63 Mr Seton's submissions, in my view, tended to focus on the hypothetical rather than the reality of the structures at the caravan park. Thus he prayed in aid the Local Government (Caravan Parks, Camping Grounds and Moveable Dwellings) Regulation 1995 which he argued clearly distinguished between caravans and annexes. He also submitted that caravans could be distinguished from annexes and tropical roofs because the former were self-supporting structures which could stand in the event a caravan was driven away, while the latter would have to be removed if a caravan was driven away.
64 However the requirements of the Regulation cannot, in my view, govern the interpretation of a Policy intended to apply to the particular caravan park and the risks to which the Policy responded. Nor, to take another example alluded to in the course of argument, can the fact that the Residential Parks Act 1998, which applies to caravan parks, contemplates that structures within such parks, including manufactured homes (which are referred to in E14), are moveable dwellings: see s 3 and PricewaterhouseCoopers Legal v Perpetual Trustees Victoria Limited [2007] NSWCA 271 (at [77]) per Ipp JA (Giles JA and McClellan CJ at CL agreeing).
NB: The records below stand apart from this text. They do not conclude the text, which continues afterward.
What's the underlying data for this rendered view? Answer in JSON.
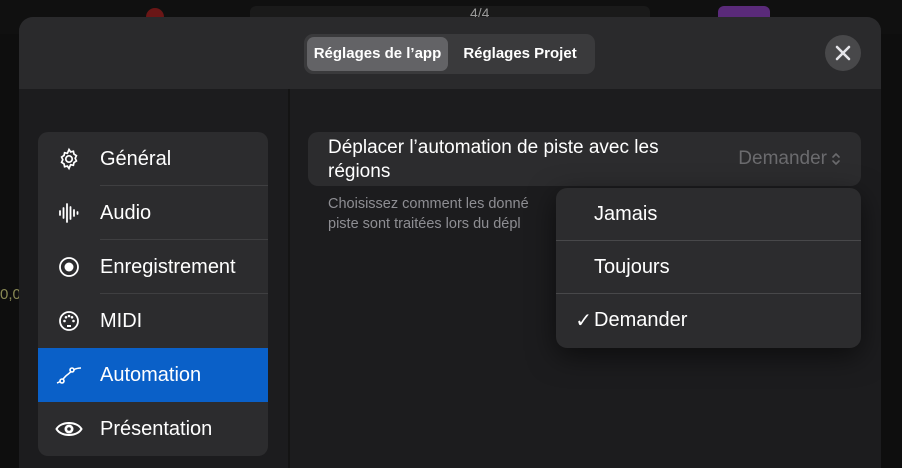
{
  "background": {
    "time_sig": "4/4",
    "edge_text": "0,0"
  },
  "header": {
    "tabs": [
      {
        "label": "Réglages de l’app",
        "active": true
      },
      {
        "label": "Réglages Projet",
        "active": false
      }
    ],
    "close_icon": "xmark-icon"
  },
  "sidebar": {
    "items": [
      {
        "label": "Général",
        "icon": "gear-icon",
        "selected": false
      },
      {
        "label": "Audio",
        "icon": "waveform-icon",
        "selected": false
      },
      {
        "label": "Enregistrement",
        "icon": "record-circle-icon",
        "selected": false
      },
      {
        "label": "MIDI",
        "icon": "midi-connector-icon",
        "selected": false
      },
      {
        "label": "Automation",
        "icon": "automation-curve-icon",
        "selected": true
      },
      {
        "label": "Présentation",
        "icon": "eye-icon",
        "selected": false
      }
    ],
    "accent": "#0a60c8"
  },
  "setting": {
    "label": "Déplacer l’automation de piste avec les régions",
    "value": "Demander",
    "description_line1": "Choisissez comment les donné",
    "description_line2": "piste sont traitées lors du dépl"
  },
  "dropdown": {
    "options": [
      {
        "label": "Jamais",
        "checked": false
      },
      {
        "label": "Toujours",
        "checked": false
      },
      {
        "label": "Demander",
        "checked": true
      }
    ],
    "check_glyph": "✓"
  }
}
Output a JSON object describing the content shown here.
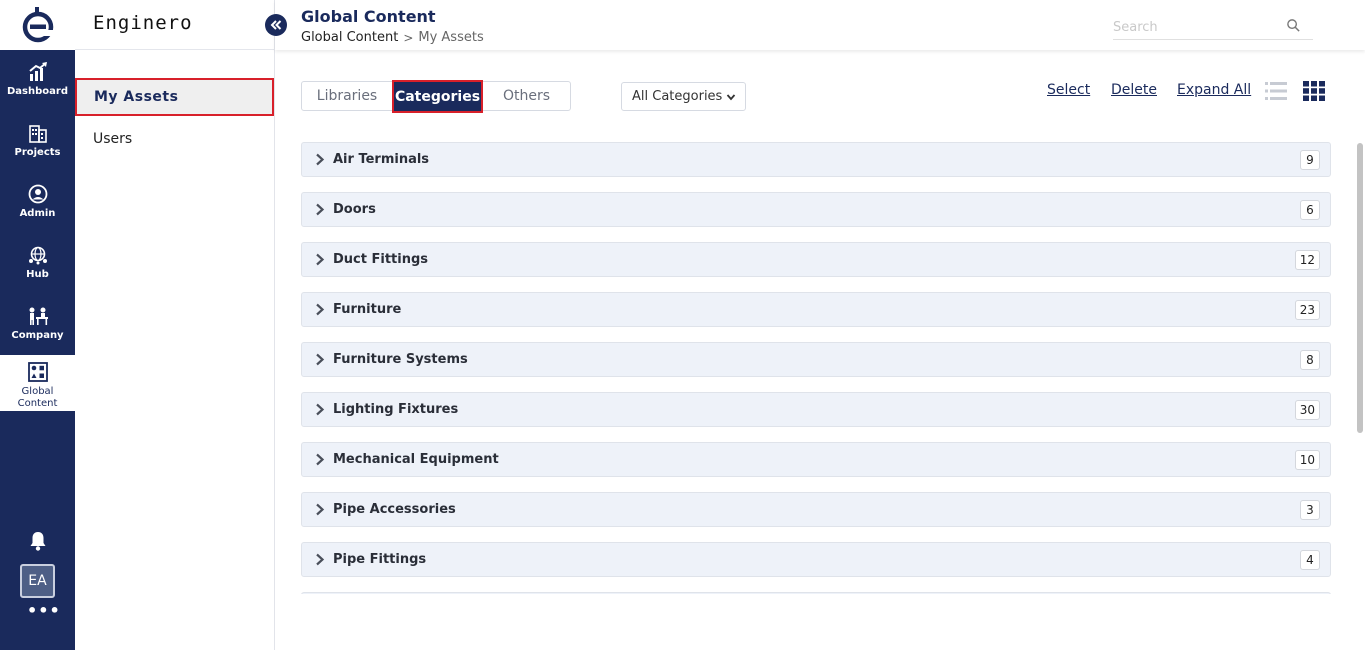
{
  "rail": {
    "logo_icon": "enginero-e-logo",
    "items": [
      {
        "label": "Dashboard",
        "icon": "chart-growth-icon"
      },
      {
        "label": "Projects",
        "icon": "buildings-icon"
      },
      {
        "label": "Admin",
        "icon": "user-circle-icon"
      },
      {
        "label": "Hub",
        "icon": "globe-person-icon"
      },
      {
        "label": "Company",
        "icon": "people-desk-icon"
      },
      {
        "label_line1": "Global",
        "label_line2": "Content",
        "icon": "shapes-grid-icon",
        "active": true
      }
    ],
    "avatar": "EA",
    "more": "•••"
  },
  "panel": {
    "brand": "Enginero",
    "items": [
      {
        "label": "My Assets",
        "active": true
      },
      {
        "label": "Users"
      }
    ]
  },
  "header": {
    "title": "Global Content",
    "breadcrumb": {
      "root": "Global Content",
      "separator": ">",
      "current": "My Assets"
    },
    "search_placeholder": "Search"
  },
  "tabs": [
    "Libraries",
    "Categories",
    "Others"
  ],
  "active_tab": "Categories",
  "filter": {
    "selected": "All Categories"
  },
  "actions": {
    "select": "Select",
    "delete": "Delete",
    "expand_all": "Expand All"
  },
  "categories": [
    {
      "name": "Air Terminals",
      "count": "9"
    },
    {
      "name": "Doors",
      "count": "6"
    },
    {
      "name": "Duct Fittings",
      "count": "12"
    },
    {
      "name": "Furniture",
      "count": "23"
    },
    {
      "name": "Furniture Systems",
      "count": "8"
    },
    {
      "name": "Lighting Fixtures",
      "count": "30"
    },
    {
      "name": "Mechanical Equipment",
      "count": "10"
    },
    {
      "name": "Pipe Accessories",
      "count": "3"
    },
    {
      "name": "Pipe Fittings",
      "count": "4"
    }
  ],
  "colors": {
    "navy": "#1a2a5c",
    "highlight": "#d8202a",
    "row_bg": "#eef2f9"
  }
}
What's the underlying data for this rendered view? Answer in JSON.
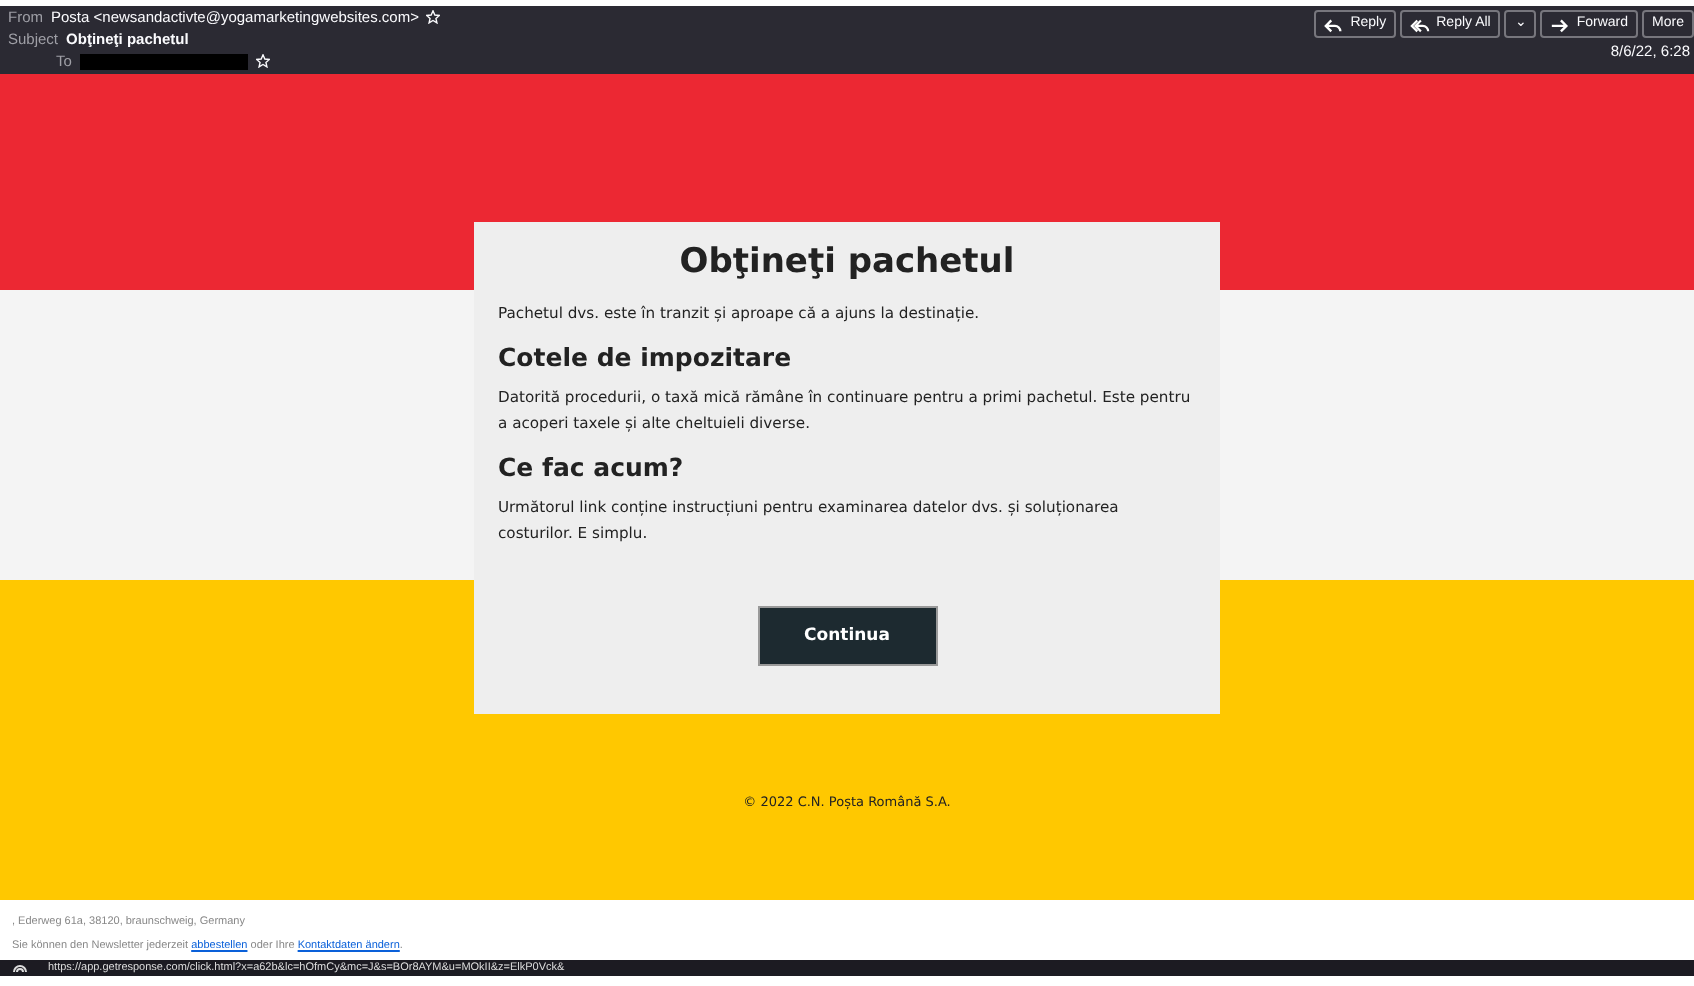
{
  "header": {
    "from_label": "From",
    "from": "Posta <newsandactivte@yogamarketingwebsites.com>",
    "from_starred": false,
    "subject_label": "Subject",
    "subject": "Obţineţi pachetul",
    "to_label": "To",
    "to_starred": false,
    "date": "8/6/22, 6:28",
    "actions": [
      {
        "kind": "reply",
        "label": "Reply"
      },
      {
        "kind": "replyall",
        "label": "Reply All"
      },
      {
        "kind": "dropdown",
        "label": "⌄"
      },
      {
        "kind": "forward",
        "label": "Forward"
      },
      {
        "kind": "plain",
        "label": "More"
      }
    ]
  },
  "email": {
    "title": "Obţineţi pachetul",
    "intro": "Pachetul dvs. este în tranzit și aproape că a ajuns la destinație.",
    "sections": [
      {
        "heading": "Cotele de impozitare",
        "text": "Datorită procedurii, o taxă mică rămâne în continuare pentru a primi pachetul. Este pentru a acoperi taxele și alte cheltuieli diverse."
      },
      {
        "heading": "Ce fac acum?",
        "text": "Următorul link conține instrucțiuni pentru examinarea datelor dvs. și soluționarea costurilor. E simplu."
      }
    ],
    "button": "Continua",
    "copyright": "© 2022 C.N. Poșta Română S.A."
  },
  "footer": {
    "address": ", Ederweg 61a, 38120, braunschweig, Germany",
    "newsletter_before": "Sie können den Newsletter jederzeit",
    "unsubscribe_link": "abbestellen",
    "newsletter_middle": "oder Ihre",
    "contact_link": "Kontaktdaten ändern",
    "newsletter_end": "."
  },
  "status_bar": {
    "url": "https://app.getresponse.com/click.html?x=a62b&lc=hOfmCy&mc=J&s=BOr8AYM&u=MOkII&z=ElkP0Vck&"
  }
}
65 Further, hypothetical possibilities about what would happen if the caravans were dismantled cannot displace the primary judge's factual findings about the nature of the structures in situ. The interpretation of the Policy, as I have said, must be undertaken in the light of the commercial circumstances it addressed, and the objects which it was intended to secure. It was intended to cover a caravan park in which the caravans were constructed as permanent or semi-permanent structures, each with a tropical roof and an annex attached and which were let on a virtually permanent basis to residents of the park.